Monogamie ist keine Mecha-Tugend

Es wird langsam dunkel, als ich mich in der Hipster-Bar meines Vertrauens niederlasse. Jazzmusik begleitet den Abend. Wäre ich ein echter Hipster, hätte ich meine Schreibmaschine dabei. Ich aber stehe auf Mechas.

So sitze ich da, mein Happy Hacking Keyboard vor mir, Type-S, versteht sich. Es ist nicht angeschlossen, das würde nur ablenken. Ich tippe einfach. „Je t‘aime“ möchte ich schreiben, finde aber den Apostroph nicht. „Ich liebe dich“ muss also reichen.
Der Stuhl mir gegenüber ist leer. Wer braucht schon Freunde, wenn er die Liebe seines Lebens gefunden hat? Meine Berührungen lassen ihr tockenes Herz höher schlagen. Der schweigsam liebkosende Tanz im Takt der Liebe lässt uns in unseren eigenen Rhythmus verfallen. Was kann uns beiden schon passieren?

HHKB Type-S: Die große Liebe.
HHKB Type-S: Die große Liebe.

Lautstarke Verschwiegenheit

Ja, denke ich in verträumter Selbstbestätigung, was? Doch dann kommt sie. Durch den geöffneten Türspalte sehe ich noch, wie der Wind einen Hauch von Schnee durch die Straßen trägt, als sie die Bar betritt.
Sie ist anmutig, zurückhaltend aber doch nicht verschlossen. Als ihr Blick mich trifft, zeichnet sich auf ihrem Gesicht ein kaum merkbares, beinahe kokettes Lächeln ab, glaube ich. Es hätte genauso eine optische Täuschung sein können. Und wenn, denke ich, soll sie mich doch täuschen! Charme und Eleganz sind ihr wie ein Pelzmantel um den Hals gefallen.
Wortlos begibt sie sich an einen freien Platz am Ende der Bar. Der Kellner kommt, sie bestellt einen doppelten. Scheiße, denke ich, Doubleshots; ich muss sie kennenlernen.

Schweigsame Lautstärke

Ist laut und bestellt gerne Doubleshots: meine geliebte Ducky mit MX-Blues.
Ist laut und bestellt gerne Doubleshots: meine geliebte Ducky mit MX-Blues.

Ihr Lächeln wird konkreter, als ich mich zu ihr setze.
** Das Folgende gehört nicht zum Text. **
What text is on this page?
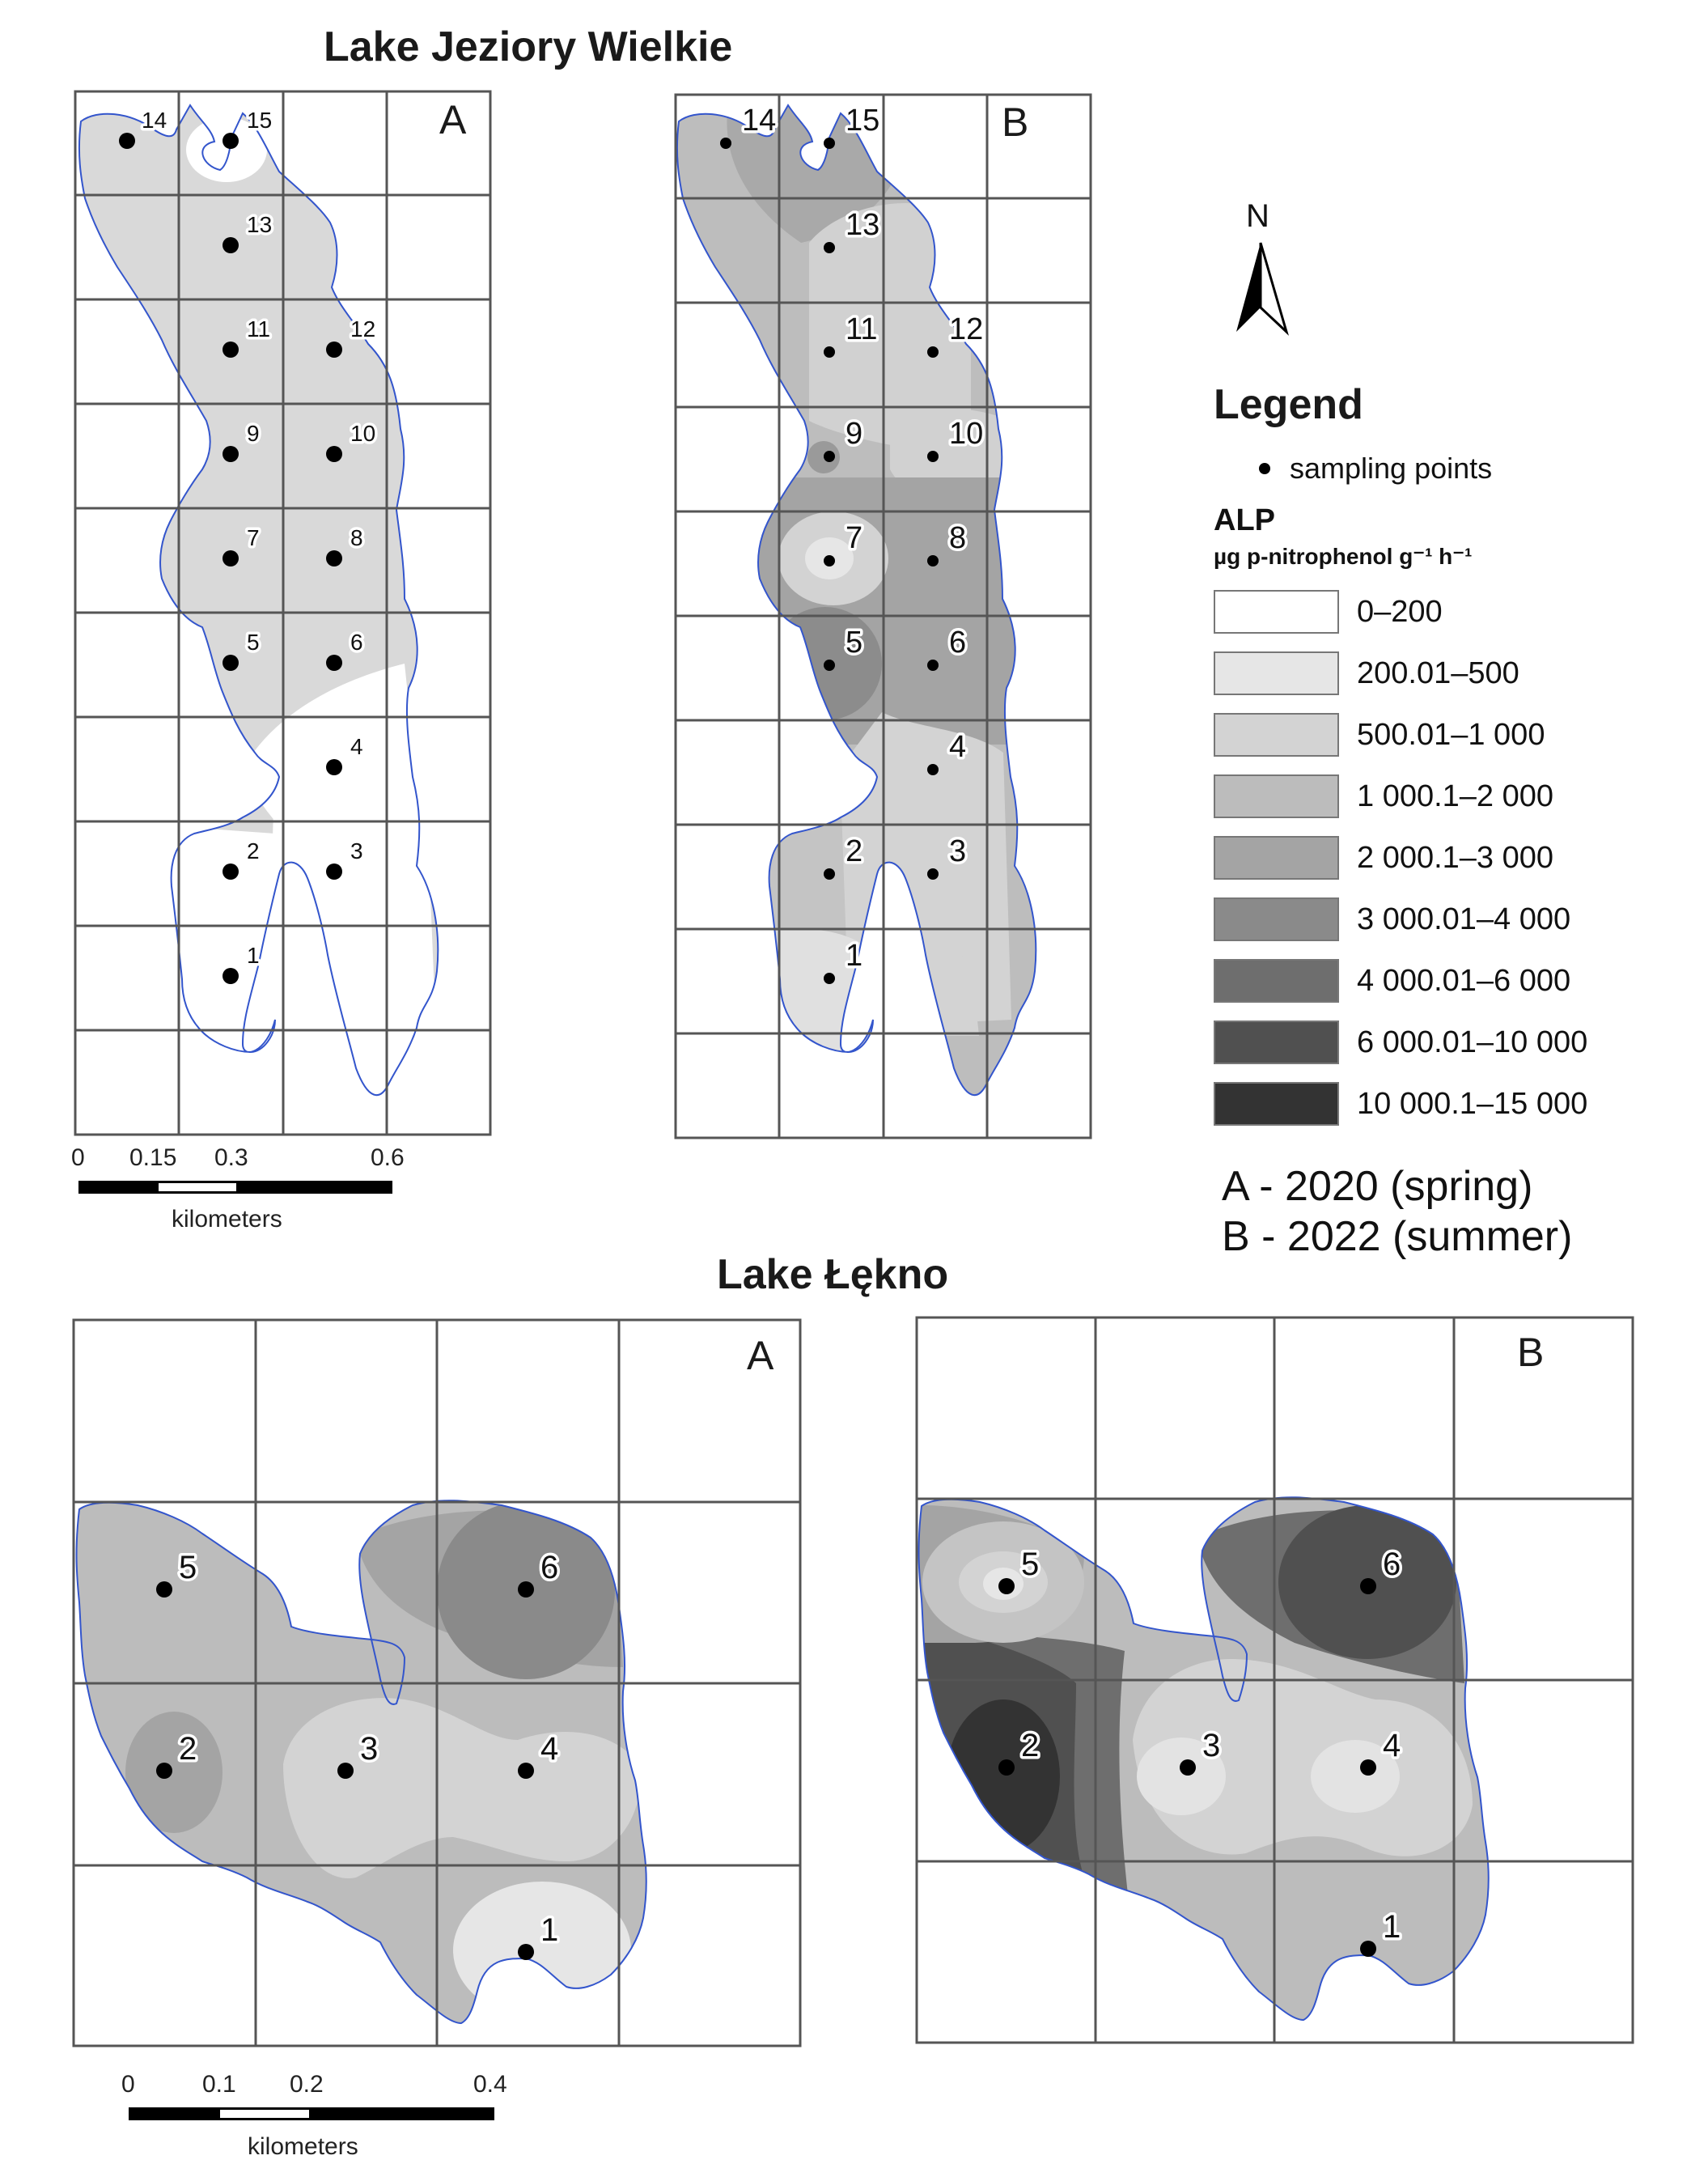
Lake Jeziory Wielkie
Lake Łękno
A
1
2	3
4
5	6
7	8
9	10
11	12
13
14	15	B
1
2	3
4
5	6
7	8
9	10
11 12
13
14 15
0 0.15 0.3	0.6
kilometers
A
1
2	3	4
5	6
B
1
2	3	4
5	6
0	0.1 0.2	0.4
kilometers
N
Legend
sampling points
ALP
µg p-nitrophenol g⁻¹ h⁻¹
0–200
200.01–500
500.01–1 000
1 000.1–2 000
2 000.1–3 000
3 000.01–4 000
4 000.01–6 000
6 000.01–10 000
10 000.1–15 000
A - 2020 (spring)
B - 2022 (summer)
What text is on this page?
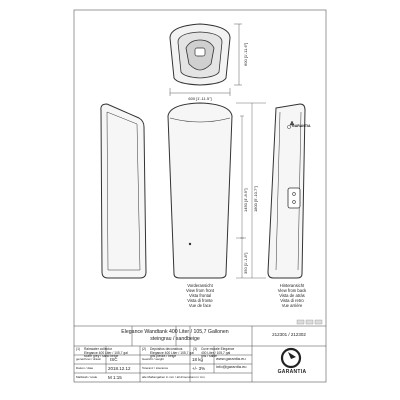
600 [1'-11.6"]
600 [1'-11.5"]
1450 [4'-8.9"]
350 [1'-1.8"]
1800 [5'-10.7"]
GARANTIA
Vorderansicht
View from front
Vista frontal
Vista di fronte
Vue de face
Hinteransicht
View from back
Vista de atrás
Vista di retro
Vue arrière
Elegance Wandtank 400 Liter / 105,7 Gallonen
steingrau / sandbeige
212301 / 212302
(1) Rainwater collector
Elegance 400 Liter / 105,7 gal
stone grey / sand beige
(2) Depósitos decorativos
Elegance 400 Liter / 105,7 gal
gris piedra / beige
(3) Cuve murale Elegance
400 Liter / 105,7 gal
gris / sable
gezeichnet / drawn ISC	Gewicht / weight	18 kg
Datum / date	2018.12.12	Toleranz / tolerance	+/- 3%
Maßstab / scale M 1:15	alle Maßangaben in mm / all dimensions in mm
www.garantia.eu
info@garantia.eu
GARANTIA
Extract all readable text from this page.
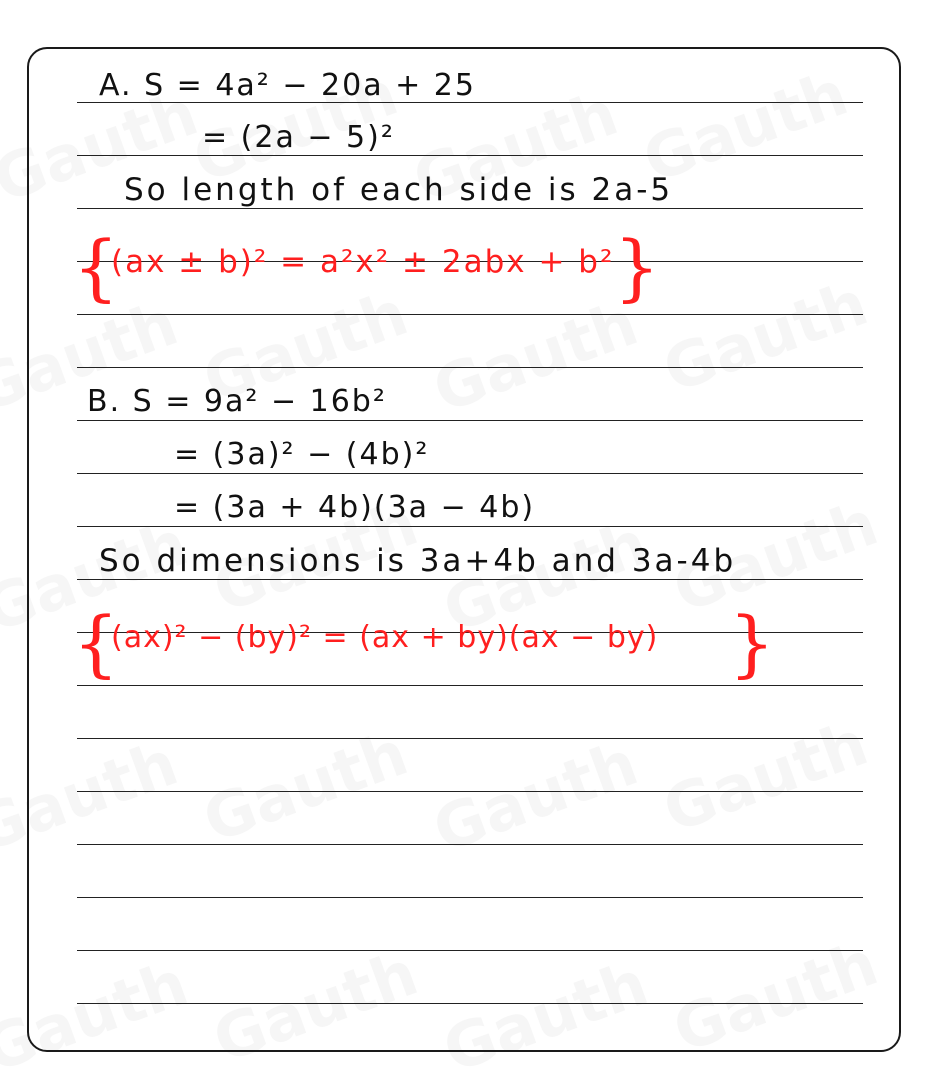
A. S = 4a² − 20a + 25
= (2a − 5)²
So length of each side is 2a-5
{
(ax ± b)² = a²x² ± 2abx + b² }
B. S = 9a² − 16b²
= (3a)² − (4b)²
= (3a + 4b)(3a − 4b)
So dimensions is 3a+4b and 3a-4b
{
(ax)² − (by)² = (ax + by)(ax − by) }
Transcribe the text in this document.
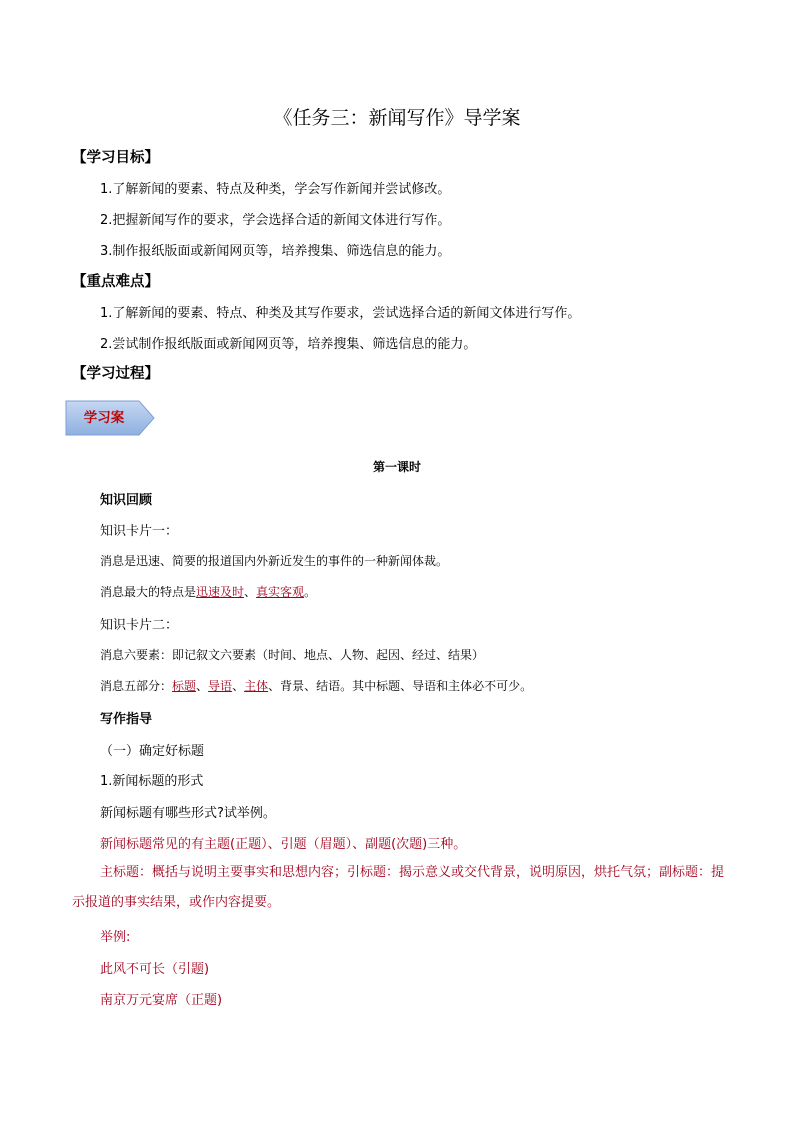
《任务三：新闻写作》导学案
【学习目标】
1.了解新闻的要素、特点及种类，学会写作新闻并尝试修改。
2.把握新闻写作的要求，学会选择合适的新闻文体进行写作。
3.制作报纸版面或新闻网页等，培养搜集、筛选信息的能力。
【重点难点】
1.了解新闻的要素、特点、种类及其写作要求，尝试选择合适的新闻文体进行写作。
2.尝试制作报纸版面或新闻网页等，培养搜集、筛选信息的能力。
【学习过程】
学习案
第一课时
知识回顾
知识卡片一：
消息是迅速、简要的报道国内外新近发生的事件的一种新闻体裁。
消息最大的特点是迅速及时、真实客观。
知识卡片二：
消息六要素：即记叙文六要素（时间、地点、人物、起因、经过、结果）
消息五部分：标题、导语、主体、背景、结语。其中标题、导语和主体必不可少。
写作指导
（一）确定好标题
1.新闻标题的形式
新闻标题有哪些形式?试举例。
新闻标题常见的有主题(正题）、引题（眉题）、副题(次题)三种。
主标题：概括与说明主要事实和思想内容；引标题：揭示意义或交代背景，说明原因，烘托气氛；副标题：提示报道的事实结果，或作内容提要。
举例:
此风不可长（引题)
南京万元宴席（正题)
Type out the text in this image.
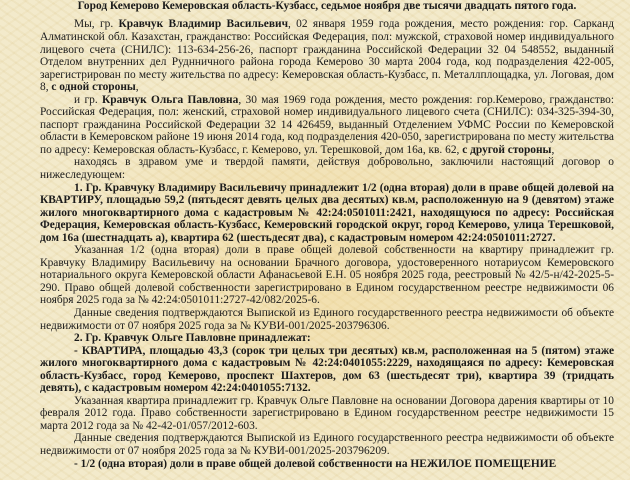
Город Кемерово Кемеровская область-Кузбасс, седьмое ноября две тысячи двадцать пятого года.

Мы, гр. Кравчук Владимир Васильевич, 02 января 1959 года рождения, место рождения: гор. Сарканд Алматинской обл. Казахстан, гражданство: Российская Федерация, пол: мужской, страховой номер индивидуального лицевого счета (СНИЛС): 113-634-256-26, паспорт гражданина Российской Федерации 32 04 548552, выданный Отделом внутренних дел Руднничного района города Кемерово 30 марта 2004 года, код подразделения 422-005, зарегистрирован по месту жительства по адресу: Кемеровская область-Кузбасс, п. Металлплощадка, ул. Логовая, дом 8, с одной стороны,

и гр. Кравчук Ольга Павловна, 30 мая 1969 года рождения, место рождения: гор.Кемерово, гражданство: Российская Федерация, пол: женский, страховой номер индивидуального лицевого счета (СНИЛС): 034-325-394-30, паспорт гражданина Российской Федерации 32 14 426459, выданный Отделением УФМС России по Кемеровской области в Кемеровском районе 19 июня 2014 года, код подразделения 420-050, зарегистрирована по месту жительства по адресу: Кемеровская область-Кузбасс, г. Кемерово, ул. Терешковой, дом 16а, кв. 62, с другой стороны,

находясь в здравом уме и твердой памяти, действуя добровольно, заключили настоящий договор о нижеследующем:

1. Гр. Кравчуку Владимиру Васильевичу принадлежит 1/2 (одна вторая) доли в праве общей долевой на КВАРТИРУ, площадью 59,2 (пятьдесят девять целых два десятых) кв.м, расположенную на 9 (девятом) этаже жилого многоквартирного дома с кадастровым № 42:24:0501011:2421, находящуюся по адресу: Российская Федерация, Кемеровская область-Кузбасс, Кемеровский городской округ, город Кемерово, улица Терешковой, дом 16а (шестнадцать а), квартира 62 (шестьдесят два), с кадастровым номером 42:24:0501011:2727.

Указанная 1/2 (одна вторая) доли в праве общей долевой собственности на квартиру принадлежит гр. Кравчуку Владимиру Васильевичу на основании Брачного договора, удостоверенного нотариусом Кемеровского нотариального округа Кемеровской области Афанасьевой Е.Н. 05 ноября 2025 года, реестровый № 42/5-н/42-2025-5-290. Право общей долевой собственности зарегистрировано в Едином государственном реестре недвижимости 06 ноября 2025 года за № 42:24:0501011:2727-42/082/2025-6.

Данные сведения подтверждаются Выпиской из Единого государственного реестра недвижимости об объекте недвижимости от 07 ноября 2025 года за № КУВИ-001/2025-203796306.

2. Гр. Кравчук Ольге Павловне принадлежат:

- КВАРТИРА, площадью 43,3 (сорок три целых три десятых) кв.м, расположенная на 5 (пятом) этаже жилого многоквартирного дома с кадастровым № 42:24:0401055:2229, находящаяся по адресу: Кемеровская область-Кузбасс, город Кемерово, проспект Шахтеров, дом 63 (шестьдесят три), квартира 39 (тридцать девять), с кадастровым номером 42:24:0401055:7132.

Указанная квартира принадлежит гр. Кравчук Ольге Павловне на основании Договора дарения квартиры от 10 февраля 2012 года. Право собственности зарегистрировано в Едином государственном реестре недвижимости 15 марта 2012 года за № 42-42-01/057/2012-603.

Данные сведения подтверждаются Выпиской из Единого государственного реестра недвижимости об объекте недвижимости от 07 ноября 2025 года за № КУВИ-001/2025-203796209.

- 1/2 (одна вторая) доли в праве общей долевой собственности на НЕЖИЛОЕ ПОМЕЩЕНИЕ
Wir reden nicht viel. Wenn ich so darüber nachdenke, haben wir eigentlich gar nicht geredet. Ich habe mich in ihren Augen verloren. Blau waren sie.
So sitze ich also bei ihr und sehe sie an und sie mich und der Abend wird langsam spät und beide denken wir: lass uns tippen. Und wir tippen. Sie ist laut, sehr laut, aber das stört mich nicht. Im Gegenteil, ich liebe es. Versteh mich nicht falsch, das Type-S hat auch seinen Reiz. Aber diese deutliche Resonanz, wenn du ihn reindrückst, den Finger meine ich, das hat was.

Der Morgen danach

Monogamie ist keine Mecha-Tugend!
Monogamie ist keine Mecha-Tugend!

Ich weiß gar nicht mehr, wie lange wir getippt haben. Es muss verdammt spät gewesen sein; ich kann mich nicht mal mehr daran erinnern, wie ich ins Bett gekommen bin. Ich stehe auf und gehe zu meinem Schreibtisch. Dort stehen sie also, die zwei Schönheiten.
Die eine, klein, kompakt, leise. Die andere groß und laut, aber immer noch anmutig. Ich wüsste nicht, welcher ich das Ja-Wort geben sollte. Gut, dass ich das nicht muss. Gut, dass keine von beiden sauer auf mich ist. Gut, dass ich beide haben darf. Denn Monogamie ist wahrlich keine Mecha-Tugend.